Que el bochorno de Adorni no tape la crisis económica

En San Rafael la postal de comercios cerrados es cada vez más amplia. Las consecuencias de la grave crisis económica que hace mella en el estancamiento de la actividad, es tangible en decenas de locales que están vacíos y otros tanto que en sus vidrieras anuncian el inminente cierre.
Las políticas dispuestas por el Gobierno Nacional no generaron, en más de dos años, el despegue económico. Por el contrario, la falta de poder adquisitivo de la mayoría de las familias argentinas, repercute directamente contra las pequeñas y medianas empresas, cuyos dueños – sin herramientas a mano para seguir “bancando” el panorama – se ven obligados a ponerle fin a su actividad, lo que implica también pérdida de empleo.
El presidente Javier Milei y su ministro de Economía, Luis “Toto” Caputo, hicieron del superávit fiscal la principal bandera del Gobierno. En ese sentido, sostienen que “no se correrán un ápice de su plan económico”. Sin embargo, garantizar ese superávit ocasionó una profunda crisis en diferentes rubros, especialmente los más vulnerables frente a extensos períodos de estancamiento. Recién ahora, conscientes de la realidad que atraviesan muchísimos argentinos, comienzan a surgir expectativas de créditos blandos y/o programas que permitan el sostenimiento de empresas y, consecuentemente, de las fuentes de trabajo.

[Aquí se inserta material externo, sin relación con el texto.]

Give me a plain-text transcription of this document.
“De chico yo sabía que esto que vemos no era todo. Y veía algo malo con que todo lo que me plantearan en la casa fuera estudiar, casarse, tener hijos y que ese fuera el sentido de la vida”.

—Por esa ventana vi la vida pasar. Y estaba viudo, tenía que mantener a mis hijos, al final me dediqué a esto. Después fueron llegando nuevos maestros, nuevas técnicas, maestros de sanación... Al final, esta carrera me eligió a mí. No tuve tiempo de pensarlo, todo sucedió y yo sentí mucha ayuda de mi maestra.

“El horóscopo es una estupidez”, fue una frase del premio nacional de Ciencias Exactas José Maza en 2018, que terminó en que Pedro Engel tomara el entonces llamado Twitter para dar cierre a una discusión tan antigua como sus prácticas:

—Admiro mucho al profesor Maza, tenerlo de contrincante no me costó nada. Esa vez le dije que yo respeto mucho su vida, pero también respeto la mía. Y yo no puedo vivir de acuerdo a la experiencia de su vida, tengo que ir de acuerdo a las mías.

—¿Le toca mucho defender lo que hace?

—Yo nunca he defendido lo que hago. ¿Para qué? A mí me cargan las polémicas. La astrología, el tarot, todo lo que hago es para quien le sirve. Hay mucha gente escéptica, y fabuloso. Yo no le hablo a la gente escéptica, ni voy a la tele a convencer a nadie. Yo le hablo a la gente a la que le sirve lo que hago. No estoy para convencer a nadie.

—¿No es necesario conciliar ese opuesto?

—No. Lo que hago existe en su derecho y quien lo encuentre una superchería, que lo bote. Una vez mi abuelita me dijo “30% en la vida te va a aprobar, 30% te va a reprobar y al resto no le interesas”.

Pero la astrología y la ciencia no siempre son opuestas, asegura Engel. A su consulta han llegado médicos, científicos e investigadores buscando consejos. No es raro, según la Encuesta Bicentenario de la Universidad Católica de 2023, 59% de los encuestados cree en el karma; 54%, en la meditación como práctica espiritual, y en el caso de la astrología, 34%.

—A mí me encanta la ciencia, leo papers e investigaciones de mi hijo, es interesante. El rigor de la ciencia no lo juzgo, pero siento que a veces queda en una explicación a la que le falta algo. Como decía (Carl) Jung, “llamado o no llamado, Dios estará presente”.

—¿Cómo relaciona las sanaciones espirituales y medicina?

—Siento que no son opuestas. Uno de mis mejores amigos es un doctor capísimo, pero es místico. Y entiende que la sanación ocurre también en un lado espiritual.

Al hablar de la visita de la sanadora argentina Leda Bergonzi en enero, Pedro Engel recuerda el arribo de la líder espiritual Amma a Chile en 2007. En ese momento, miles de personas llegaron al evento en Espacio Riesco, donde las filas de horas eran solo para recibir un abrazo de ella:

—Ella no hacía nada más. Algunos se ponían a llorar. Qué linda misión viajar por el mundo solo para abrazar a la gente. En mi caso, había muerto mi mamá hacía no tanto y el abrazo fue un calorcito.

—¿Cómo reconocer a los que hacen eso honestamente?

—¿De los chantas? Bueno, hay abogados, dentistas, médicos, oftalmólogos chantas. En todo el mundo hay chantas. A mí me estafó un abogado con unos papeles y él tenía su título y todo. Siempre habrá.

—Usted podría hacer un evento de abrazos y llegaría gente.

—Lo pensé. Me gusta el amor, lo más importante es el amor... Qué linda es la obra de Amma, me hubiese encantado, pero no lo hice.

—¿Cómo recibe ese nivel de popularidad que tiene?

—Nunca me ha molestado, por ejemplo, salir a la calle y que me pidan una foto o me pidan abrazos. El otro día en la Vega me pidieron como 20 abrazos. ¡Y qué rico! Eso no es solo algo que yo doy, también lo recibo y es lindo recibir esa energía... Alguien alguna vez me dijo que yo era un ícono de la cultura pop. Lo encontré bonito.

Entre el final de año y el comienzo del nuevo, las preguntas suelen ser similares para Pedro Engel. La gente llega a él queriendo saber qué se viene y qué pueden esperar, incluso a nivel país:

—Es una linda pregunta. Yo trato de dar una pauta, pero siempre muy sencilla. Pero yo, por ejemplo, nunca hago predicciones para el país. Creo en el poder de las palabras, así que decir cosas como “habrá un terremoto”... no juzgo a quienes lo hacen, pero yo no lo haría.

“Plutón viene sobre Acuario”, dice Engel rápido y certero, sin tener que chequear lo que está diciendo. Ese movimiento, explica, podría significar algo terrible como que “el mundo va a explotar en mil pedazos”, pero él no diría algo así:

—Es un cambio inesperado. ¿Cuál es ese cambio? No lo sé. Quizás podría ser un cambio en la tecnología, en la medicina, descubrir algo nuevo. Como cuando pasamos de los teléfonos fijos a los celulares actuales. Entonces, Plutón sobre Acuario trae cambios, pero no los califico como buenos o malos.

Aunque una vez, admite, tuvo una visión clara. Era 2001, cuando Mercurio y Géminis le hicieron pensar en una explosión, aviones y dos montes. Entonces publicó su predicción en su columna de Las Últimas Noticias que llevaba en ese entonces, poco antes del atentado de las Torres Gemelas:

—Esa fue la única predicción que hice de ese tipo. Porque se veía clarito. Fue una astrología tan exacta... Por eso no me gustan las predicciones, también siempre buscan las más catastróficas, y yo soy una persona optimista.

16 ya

En ese contexto, hay voces que sugieren que Milei prefiere que el “Escándalo Adorni” se mantenga en la agenda mediática, por encima de la realidad económica que hoy tiene en jaque a miles de empresarios y familias del país. Su férrea defensa al ministro de Gabinete, ya resulta incomprensible, habida cuenta de las numerosas pruebas que existen contra el ministro coordinador, quien – hasta hoy – no puede justificar cómo pagó decenas de viajes en los que erogó millonarias sumas de dinero o adquisición de propiedades y multimillonarias refacciones de las mismas. De hecho, esta semana se conoció que su contratista, Matías Tabar, aseveró en declaración bajo juramento ante el fiscal Gerardo Pollicita, que Adorni le pagó 245 mil dólares en efectivo para realizar reformas en una casa del country “Indio Cua”, en la localidad bonaerense de Exaltación de la Cruz. En esa misma instancia, contó también que el funcionario le encargó muebles para su departamento del barrio porteño de Caballito, por un total de 14 millones de pesos. La Justicia quiere saber cómo Adorni obtuvo los fondos que destinó a comprar y refaccionar inmuebles y a viajes de lujo.
Independientemente del proceso judicial, no existen antecedentes de un funcionario – de tan alto rango como Adorni – que haya sido sostenido en su cargo por el presidente después de conocerse tantísimas irregularidades que comprometen su honestidad. Dentro del mismo Gobierno, el jefe de Gabinete es sostenido por el presidente y su hermana, Karina Milei, mientras que el resto pide “en silencio” su salida.

Como indica el título de este artículo, la escandalosa defensa de los Milei a su jefe de Gabinete, acorralado por un sinfín de pruebas en su contra, no puede ni debe “tapar” el descalabro económico de un programa que ya agota la paciencia de quienes esperaron mejoras económicas, pero que claramente no las ven y empiezan a reclamar por las mismas.
En virtud de lo anterior, si bien Milei mantiene una imagen positiva alta en nuestra zona, la misma empezó a caer gradualmente, de acuerdo a los últimos sondeos de opinión pública. Y eso responde no solo a su llamativa defensa de Adorni, sino a la realidad que golpea a cada vez más familias, muchas de las cuales brindaron su apoyo al actual presidente pero que hoy padecen de su política económica.

Resulta urgente e indispensable que quienes “mueven las economías regionales” obtengan beneficios que les permitan sostenerse, ni siquiera prosperar, ya que para esa instancia primero hay que contar con herramientas para palear deudas, garantizar sueldos o hacer frente a costosos alquileres.